= Gabrielle A. Brenner =

Canadian economist

Gabrielle A. Brenner is an Associate Professor of Economics. She holds a Bachelor of Science in Mathematics and master's degree in economics from the University of Jerusalem as well as a Ph.D. in economics from the University of Chicago. She is particularly interested by the areas of entrepreneurship, game theory, and the operation of competitive and regulated markets. Brenner specializes in decision making in situations involving risk.

==Career==

Brenner is an associate professor in Economics at the Hautes Études Commerciales (HEC Montréal). She is also an Associate member of the Chaire d’entrepreneuriat Rogers – J.-A.-Bombardier.

Brenner has participated in several studies on the development of entrepreneurship in North America and West Africa. She also contributed to studies on entrepreneurship in ethnic communities and the role it plays in the social integration of immigrants.
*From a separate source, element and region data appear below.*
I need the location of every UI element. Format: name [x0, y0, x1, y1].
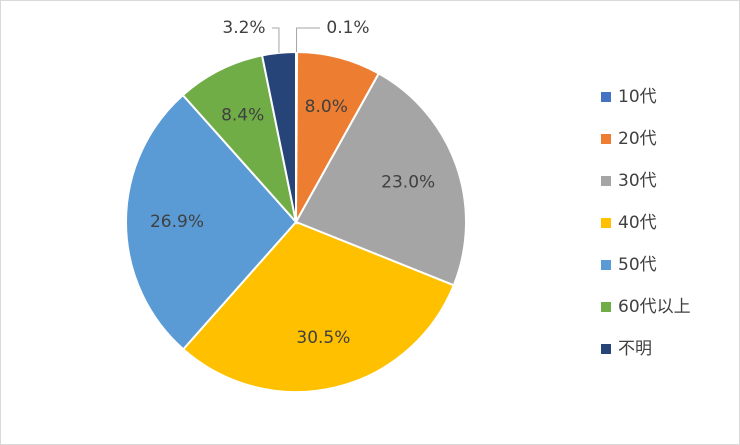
data-label: 23.0% — [381, 172, 435, 192]
legend-swatch — [601, 92, 611, 102]
legend-swatch — [601, 218, 611, 228]
pie-slice — [294, 72, 467, 287]
legend-label: 10代 — [618, 87, 657, 107]
legend-label: 30代 — [618, 171, 657, 191]
pie-slice — [125, 93, 298, 351]
leader-line — [296, 27, 320, 53]
legend-swatch — [601, 134, 611, 144]
pie-slice — [181, 220, 456, 393]
legend-label: 40代 — [618, 213, 657, 233]
legend-swatch — [601, 302, 611, 312]
legend-label: 20代 — [618, 129, 657, 149]
legend-swatch — [601, 260, 611, 270]
data-label: 8.0% — [305, 97, 348, 117]
legend-swatch — [601, 176, 611, 186]
data-label: 8.4% — [221, 106, 264, 126]
legend-swatch — [601, 344, 611, 354]
data-label: 0.1% — [326, 18, 369, 38]
data-label: 26.9% — [150, 212, 204, 232]
pie-slice — [181, 54, 298, 226]
legend-label: 60代以上 — [618, 297, 691, 317]
data-label: 30.5% — [296, 328, 350, 348]
legend-label: 50代 — [618, 255, 657, 275]
leader-line — [272, 27, 280, 53]
data-label: 3.2% — [222, 18, 265, 38]
legend-label: 不明 — [618, 339, 652, 359]
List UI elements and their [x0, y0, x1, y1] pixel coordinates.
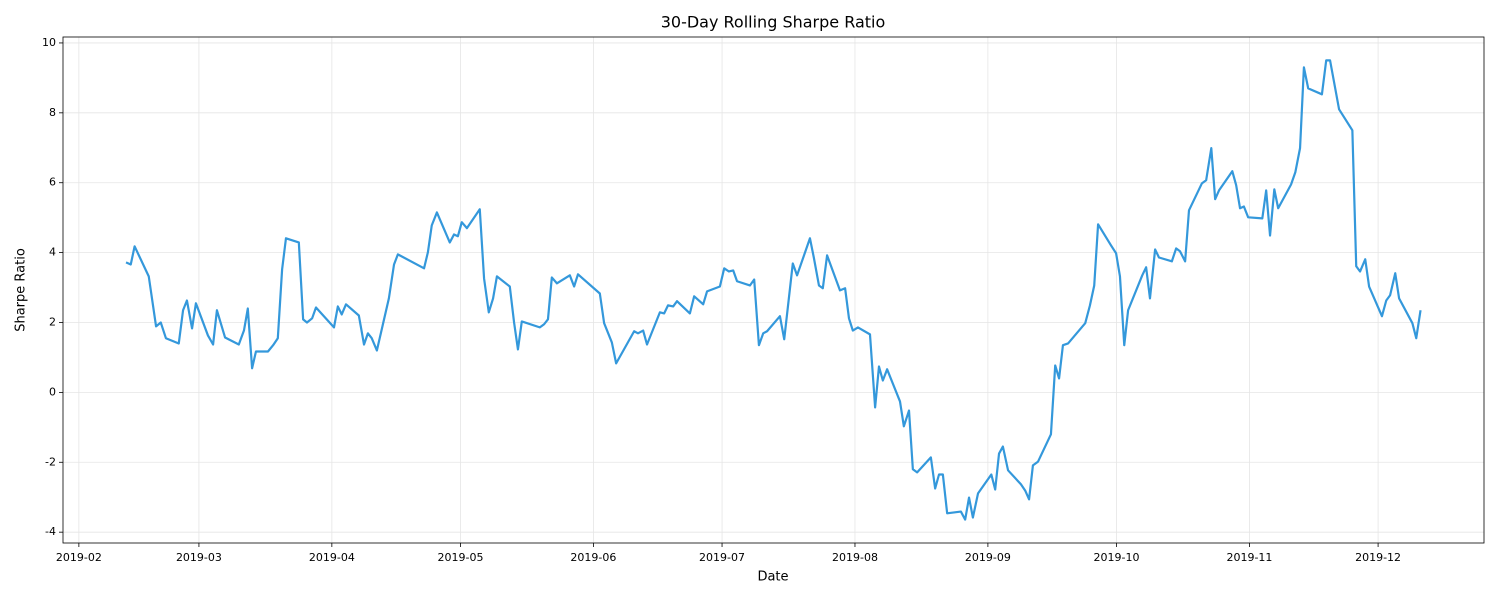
y-tick-label: -4	[45, 525, 56, 538]
x-tick-label: 2019-02	[56, 551, 102, 564]
chart-title: 30-Day Rolling Sharpe Ratio	[661, 13, 886, 32]
y-tick-label: 0	[49, 385, 56, 398]
x-axis-label: Date	[757, 570, 788, 585]
x-tick-label: 2019-08	[832, 551, 878, 564]
x-tick-label: 2019-06	[570, 551, 616, 564]
y-tick-label: 2	[49, 315, 56, 328]
y-tick-label: 8	[49, 106, 56, 119]
plot-frame	[62, 36, 1485, 544]
y-tick-label: 4	[49, 246, 56, 259]
y-tick-label: 6	[49, 176, 56, 189]
x-tick-label: 2019-07	[699, 551, 745, 564]
y-tick-label: 10	[42, 36, 56, 49]
x-tick-label: 2019-10	[1094, 551, 1140, 564]
x-tick-label: 2019-11	[1226, 551, 1272, 564]
x-tick-label: 2019-03	[176, 551, 222, 564]
x-tick-label: 2019-04	[309, 551, 355, 564]
x-tick-label: 2019-12	[1355, 551, 1401, 564]
y-axis-label: Sharpe Ratio	[14, 248, 29, 332]
line-series	[125, 59, 1422, 521]
y-tick-label: -2	[45, 455, 56, 468]
x-tick-label: 2019-09	[965, 551, 1011, 564]
x-tick-label: 2019-05	[438, 551, 484, 564]
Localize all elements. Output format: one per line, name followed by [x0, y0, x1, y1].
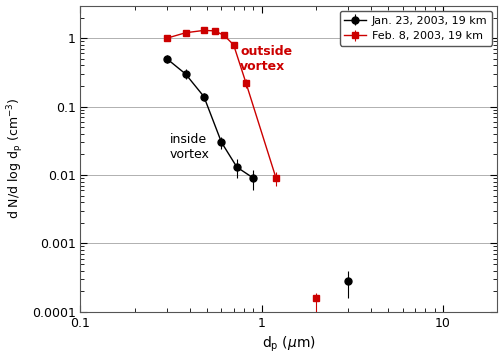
- X-axis label: d$_\mathregular{p}$ ($\mu$m): d$_\mathregular{p}$ ($\mu$m): [262, 335, 316, 355]
- Text: inside
vortex: inside vortex: [170, 132, 209, 161]
- Y-axis label: d N/d log d$_\mathregular{p}$ (cm$^{-3}$): d N/d log d$_\mathregular{p}$ (cm$^{-3}$…: [6, 98, 26, 219]
- Text: outside
vortex: outside vortex: [240, 45, 292, 73]
- Legend: Jan. 23, 2003, 19 km, Feb. 8, 2003, 19 km: Jan. 23, 2003, 19 km, Feb. 8, 2003, 19 k…: [340, 11, 492, 46]
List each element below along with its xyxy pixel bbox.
Brenner has worked on numerous programs to develop entrepreneurship. She served as a consultant for the World Bank, UNIDO, and CIDA.

==Publications==

===Books===
- Brenner, R., Brenner, G.A., and Brown, A., A World of Chance, Cambridge University Press, 2008.
- Brenner, R. and Brenner, G., Gambling and Speculation, Cambridge, Cambridge University Press, 1990, pp. vii-286, published in French in Paris by Presses Universitaires de France, 1993.

===Articles===
- (and Brenner, R.) "Gambling: Shaping an opinion", Journal of Gambling Studies, v. 6, no. 4 (1990), pp. 297–311.
- (and Brenner, R.) "Les Innovations et La Loi Sur la Concurrence", Actualité Economique, v. 65, no.1 (1989), pp. 146–63.
- (and Brenner, R.), "Intrepreneurship - Le nouveau nom d'un vieux phénomène", Revue internationale de gestion, September 1988.